Максим
СТЕФАНОВИЧ
Проза
Можно сколько угодно пытаться говорить о том, что, мол, кто на кого учился и дальше по тексту, но это, в любом случае, неправильно. Согласитесь, все ну, не могут быть военными, судьями, полицейскими, банкирами, директорами, адвокатами и начальниками всех мастей. Ну, НЕ МО-ГУТ! Кто-то должен лечить, учить, убирать, охранять, делать самую чёрную работу и быть просто ОБЫЧНЫМ человеком. Это ж математика! Но при этом, каждый человек должен жить, а не существовать, проклиная власти и правительство, отдельные представители которого абсолютно серьёзно считают всех не членов правительства «быдлом», «серой массой», «челядью», «скотом», «пиплами, которые всё схавают» и Бог весть кем ещё. Я не шучу – я слишком много общался с депутатами и знаю, о чём говорю. Дело ведь не во мне, выливающем на страницы своей книги обиду, накопленную в Центре занятости населения, а в подходе российских властей к проблемам населения.
Зацепило? Чувствуете? Вот где начинается журналистика - найти хвостик проблемы и распутать тот змеиный клубок, в который она свернулась. Но властям такая журналистика не нужна, поэтому хвостик старательно прячется: вроде бы, есть проблема, но пойди, найди и докажи…
Уже много лет подряд телекомпании, лояльные к властям, гонят по «ящику» дикие стада наскоро сколоченных видеорепортажей о неведомом «подъёме производства», которого нет уже лет пятнадцать, о «соблюдении прав человека», с чем в России вообще большие трудности, о добрых современных тимуровцах из числа партийных детишек, об «инвестициях в образование» и «в детей», с родителей которых каждый год школы вытряхивают тысячи кровных на бесплатные учебники. Свистит административный кнут, бегут стада репортажей, но толку от них мало. Под острыми копытцами этих информационных дзеренов гибнет доверие людей к таким телекомпаниям. И ладно, если бы эти инфосайгаки скакали бы по экранам телевизоров и газетно-журнальным полосам только в преддверии думских и президентских выборов – теперь они скачут день и ночь, вызывая у людей неприкрытое раздражение, о чём частично свидетельствуют тонны критических замечаний на страницах Интернет-порталов в адрес власти.
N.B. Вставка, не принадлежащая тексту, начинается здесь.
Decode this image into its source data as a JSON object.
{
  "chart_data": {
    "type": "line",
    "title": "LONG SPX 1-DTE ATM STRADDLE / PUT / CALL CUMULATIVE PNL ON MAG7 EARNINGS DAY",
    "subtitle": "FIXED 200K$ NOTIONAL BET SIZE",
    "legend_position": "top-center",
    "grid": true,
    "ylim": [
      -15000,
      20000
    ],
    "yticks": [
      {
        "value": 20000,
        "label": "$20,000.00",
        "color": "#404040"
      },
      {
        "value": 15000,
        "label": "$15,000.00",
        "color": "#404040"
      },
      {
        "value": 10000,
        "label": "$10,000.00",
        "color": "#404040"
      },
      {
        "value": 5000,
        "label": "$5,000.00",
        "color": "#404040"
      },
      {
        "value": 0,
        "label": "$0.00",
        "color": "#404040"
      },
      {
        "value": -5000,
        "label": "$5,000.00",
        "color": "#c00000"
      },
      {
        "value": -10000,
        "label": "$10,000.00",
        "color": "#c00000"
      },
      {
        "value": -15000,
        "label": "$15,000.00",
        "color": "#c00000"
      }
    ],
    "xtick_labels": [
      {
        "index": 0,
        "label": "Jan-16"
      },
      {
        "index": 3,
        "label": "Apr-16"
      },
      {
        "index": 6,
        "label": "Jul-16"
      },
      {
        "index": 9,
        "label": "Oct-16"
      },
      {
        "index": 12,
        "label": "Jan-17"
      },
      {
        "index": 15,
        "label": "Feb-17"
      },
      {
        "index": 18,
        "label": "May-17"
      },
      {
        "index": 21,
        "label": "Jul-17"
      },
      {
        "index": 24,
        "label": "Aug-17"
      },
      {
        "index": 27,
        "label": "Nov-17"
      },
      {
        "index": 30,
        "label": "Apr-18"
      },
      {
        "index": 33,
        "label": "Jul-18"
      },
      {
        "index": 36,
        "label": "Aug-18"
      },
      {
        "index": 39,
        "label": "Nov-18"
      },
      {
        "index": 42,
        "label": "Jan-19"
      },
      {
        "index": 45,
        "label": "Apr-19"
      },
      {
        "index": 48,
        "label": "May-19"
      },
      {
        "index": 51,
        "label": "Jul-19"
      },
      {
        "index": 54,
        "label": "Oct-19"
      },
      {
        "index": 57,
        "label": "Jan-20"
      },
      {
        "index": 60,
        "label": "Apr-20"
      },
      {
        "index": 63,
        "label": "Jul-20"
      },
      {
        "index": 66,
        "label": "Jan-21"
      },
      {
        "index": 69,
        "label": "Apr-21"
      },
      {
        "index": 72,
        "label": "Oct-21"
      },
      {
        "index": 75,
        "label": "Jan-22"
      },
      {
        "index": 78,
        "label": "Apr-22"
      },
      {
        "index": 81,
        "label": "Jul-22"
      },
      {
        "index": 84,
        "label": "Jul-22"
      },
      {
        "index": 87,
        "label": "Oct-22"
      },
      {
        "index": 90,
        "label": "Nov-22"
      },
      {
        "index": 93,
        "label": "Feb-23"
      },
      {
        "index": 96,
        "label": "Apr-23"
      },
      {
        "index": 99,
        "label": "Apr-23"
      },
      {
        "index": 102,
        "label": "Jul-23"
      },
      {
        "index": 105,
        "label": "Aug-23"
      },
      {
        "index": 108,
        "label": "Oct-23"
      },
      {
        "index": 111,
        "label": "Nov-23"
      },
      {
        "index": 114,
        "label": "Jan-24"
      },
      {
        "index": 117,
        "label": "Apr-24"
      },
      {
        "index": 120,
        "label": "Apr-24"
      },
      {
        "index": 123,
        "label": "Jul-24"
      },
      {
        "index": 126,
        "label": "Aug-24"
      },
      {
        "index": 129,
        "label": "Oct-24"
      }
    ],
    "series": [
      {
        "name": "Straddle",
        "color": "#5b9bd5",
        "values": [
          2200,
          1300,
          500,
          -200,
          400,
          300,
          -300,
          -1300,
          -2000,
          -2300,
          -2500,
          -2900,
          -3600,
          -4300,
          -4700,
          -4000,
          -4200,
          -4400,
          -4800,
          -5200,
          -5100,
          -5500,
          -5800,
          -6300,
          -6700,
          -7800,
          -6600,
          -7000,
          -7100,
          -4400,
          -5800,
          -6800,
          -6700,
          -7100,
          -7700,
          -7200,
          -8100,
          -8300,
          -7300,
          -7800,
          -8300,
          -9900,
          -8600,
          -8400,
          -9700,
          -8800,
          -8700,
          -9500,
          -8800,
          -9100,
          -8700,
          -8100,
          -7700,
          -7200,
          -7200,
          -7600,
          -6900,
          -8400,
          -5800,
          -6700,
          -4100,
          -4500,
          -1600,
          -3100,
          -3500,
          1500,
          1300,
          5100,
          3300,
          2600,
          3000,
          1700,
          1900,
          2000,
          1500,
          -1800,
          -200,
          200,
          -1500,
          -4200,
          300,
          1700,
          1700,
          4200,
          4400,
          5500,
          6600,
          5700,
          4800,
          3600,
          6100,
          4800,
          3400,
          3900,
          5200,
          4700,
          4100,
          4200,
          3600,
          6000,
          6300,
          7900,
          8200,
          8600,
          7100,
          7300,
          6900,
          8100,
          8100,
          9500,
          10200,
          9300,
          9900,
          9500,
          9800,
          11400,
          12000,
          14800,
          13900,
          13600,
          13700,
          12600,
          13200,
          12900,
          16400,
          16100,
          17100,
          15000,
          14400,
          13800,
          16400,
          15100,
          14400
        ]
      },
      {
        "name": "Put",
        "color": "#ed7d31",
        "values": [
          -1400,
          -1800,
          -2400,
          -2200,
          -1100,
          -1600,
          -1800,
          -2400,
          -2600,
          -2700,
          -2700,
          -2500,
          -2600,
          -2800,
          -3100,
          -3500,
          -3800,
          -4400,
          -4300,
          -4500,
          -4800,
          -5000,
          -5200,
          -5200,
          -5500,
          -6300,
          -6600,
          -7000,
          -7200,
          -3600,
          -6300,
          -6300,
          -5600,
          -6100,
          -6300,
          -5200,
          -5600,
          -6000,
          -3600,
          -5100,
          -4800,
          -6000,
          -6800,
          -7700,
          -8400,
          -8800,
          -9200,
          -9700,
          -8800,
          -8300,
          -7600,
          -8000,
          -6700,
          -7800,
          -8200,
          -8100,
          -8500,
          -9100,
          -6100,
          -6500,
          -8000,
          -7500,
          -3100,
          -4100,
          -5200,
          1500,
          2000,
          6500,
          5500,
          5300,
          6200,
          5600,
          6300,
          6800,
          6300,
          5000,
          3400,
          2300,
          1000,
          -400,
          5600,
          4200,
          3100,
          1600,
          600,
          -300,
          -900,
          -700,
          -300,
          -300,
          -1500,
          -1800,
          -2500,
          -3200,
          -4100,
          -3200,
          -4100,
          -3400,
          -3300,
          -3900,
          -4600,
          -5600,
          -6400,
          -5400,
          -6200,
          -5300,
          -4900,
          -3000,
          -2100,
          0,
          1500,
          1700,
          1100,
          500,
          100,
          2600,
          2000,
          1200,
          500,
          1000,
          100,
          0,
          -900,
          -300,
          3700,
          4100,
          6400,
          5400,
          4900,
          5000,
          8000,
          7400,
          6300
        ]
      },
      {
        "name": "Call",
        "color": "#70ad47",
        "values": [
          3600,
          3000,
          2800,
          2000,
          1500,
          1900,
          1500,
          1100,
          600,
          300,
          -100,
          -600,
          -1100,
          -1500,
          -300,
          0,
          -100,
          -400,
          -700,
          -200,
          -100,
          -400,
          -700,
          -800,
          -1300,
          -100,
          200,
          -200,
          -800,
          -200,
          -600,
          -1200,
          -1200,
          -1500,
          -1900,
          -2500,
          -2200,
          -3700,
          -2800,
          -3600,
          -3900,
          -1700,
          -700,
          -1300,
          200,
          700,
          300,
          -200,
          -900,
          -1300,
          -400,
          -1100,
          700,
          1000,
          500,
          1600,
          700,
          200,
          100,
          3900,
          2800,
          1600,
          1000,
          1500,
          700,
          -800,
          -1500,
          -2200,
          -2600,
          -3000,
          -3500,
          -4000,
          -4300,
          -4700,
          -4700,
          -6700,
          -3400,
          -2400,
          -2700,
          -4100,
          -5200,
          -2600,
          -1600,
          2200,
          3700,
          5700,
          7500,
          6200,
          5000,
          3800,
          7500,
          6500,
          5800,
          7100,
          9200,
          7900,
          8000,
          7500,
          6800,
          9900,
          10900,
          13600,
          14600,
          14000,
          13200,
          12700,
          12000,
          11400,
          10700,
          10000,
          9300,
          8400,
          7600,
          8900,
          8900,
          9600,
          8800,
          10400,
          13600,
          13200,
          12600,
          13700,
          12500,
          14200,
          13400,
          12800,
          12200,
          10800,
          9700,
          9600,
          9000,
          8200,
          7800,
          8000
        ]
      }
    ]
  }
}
Иногда, глядя на этот медийный маразм, думаешь: «Неужели властям некому подсказать, что так доверие людей не заслужишь?» - Видимо, некому.
Людям важно знать, что их СЛЫШАТ, ПОНИМАЮТ и ПОМОГАЮТ РЕШИТЬ накопившиеся проблемы. Слышишь, власть? У врача есть медицинская карта больного, в которой он ведёт историю болезни и выздоровления пациента. У государства тоже есть такая медицинская карта, и называется она СМИ. Именно в них написана вся история болезни общества. Конечно, многим не нравится такая история болезни. Кто-то считает, что не всегда нужно вписывать в неё результаты плохих анализов. Может быть. В принципе, можно вообще разорвать и выбросить в корзину все эти СМИ с их курсом лечения, но от этого общество вряд ли само по себе выздоровеет.
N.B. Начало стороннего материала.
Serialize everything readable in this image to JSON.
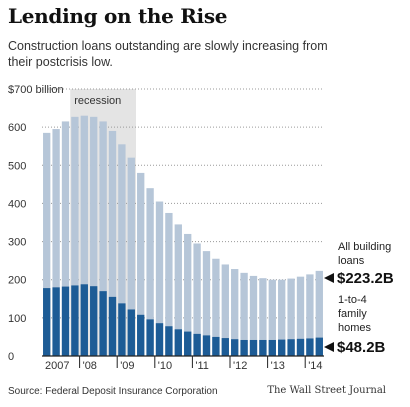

Власть должна слышать тех, кто её кормит. За это общество платит ей немалые деньги в виде налогов, идущих на раздутые оклады чиновников. В конце концов, это просто принцип личной безопасности. Одним повышением налогов, увеличением зарплат силовиков и судей страну не поднимешь. Когда чёткое понимание этого исчезает, внутри общества автоматически начинает накапливаться «чёрная энергия», порождающая социальные взрывы, мощность которых порой бывает больше мощности взрыва атомной бомбы. Зачем далеко ходить, вспоминая Спартака и Емельяна Пугачёва. В наше время немало стран уже ощутило на себе такие социальные взрывы, от которых трясёт целые континенты.
* * *
Донкихотства не прощают
…Под бдительным присмотром большого плюшевого тигра без правого глаза по кличке Сашка, в кроватках сопят мои малявки, перед сном разбросав по комнате книжки и портфели. Смотрю на дочку с сынишкой и думаю о том, что в их жизни настанет момент, когда они будут счастливее меня, а они будут счастливее! Обязательно! Только бы не занесла их нелёгкая в журналисты, а то начнут, как их папка, с ветряными мельницами воевать. Он так хотел сделать мир чище, лучше, правильнее! Хотел, да расхотел. Не может больше папка. Задохнулся. Нет у него больше сил говорить правду. Подавился ею, как куском непрожёванного мяса. Да и есть ли она, эта самая правда? А если и есть, то зачем её озвучивать, если в этом мире грёз её не ждёт НИКТО?
Катись оно всё вместе взятое со всякими там «правдами» и «истинами», проку от которых не больше, чем от ржавого гвоздя! На белом свете только одна истина – все мы смертны…
Что-то надломилось внутри, или я просто устал: от непонимания, от людского вранья, от бредовых домыслов, от невезухи, безденежья и неумения «договариваться» в то время, как нужно уметь просто честно работать, а не искать выгоду и взаимность в глазах начальства. К сожалению, момент моего просветления был тёмным и горьким. Я вдруг и надолго разочаровался в профессии журналиста, осознав, что на сегодняшний день она не только мало кому нужна в том виде, в котором она должна быть, но и неспособна быть вообще.
Что-то произошло с журналистикой. То, что с ней происходит что-то не так и не то, понятно давно и очень многим. Её планомерно хоронят заживо и поглубже, скорее всего, не ведая всей пагубности происходящего. Закрываются газеты, отправляют на пенсию и увольняют пачками хороших мастеров слова, которым вполне можно работать ещё и ещё. На смену мастерам приходят зелёные юнцы, волокущие за собой в самую интересную профессию грязь, непрофессионализм и откровенную желтизну. К сожалению, они ещё не понимают, что во многих редакциях на них элементарно экономят.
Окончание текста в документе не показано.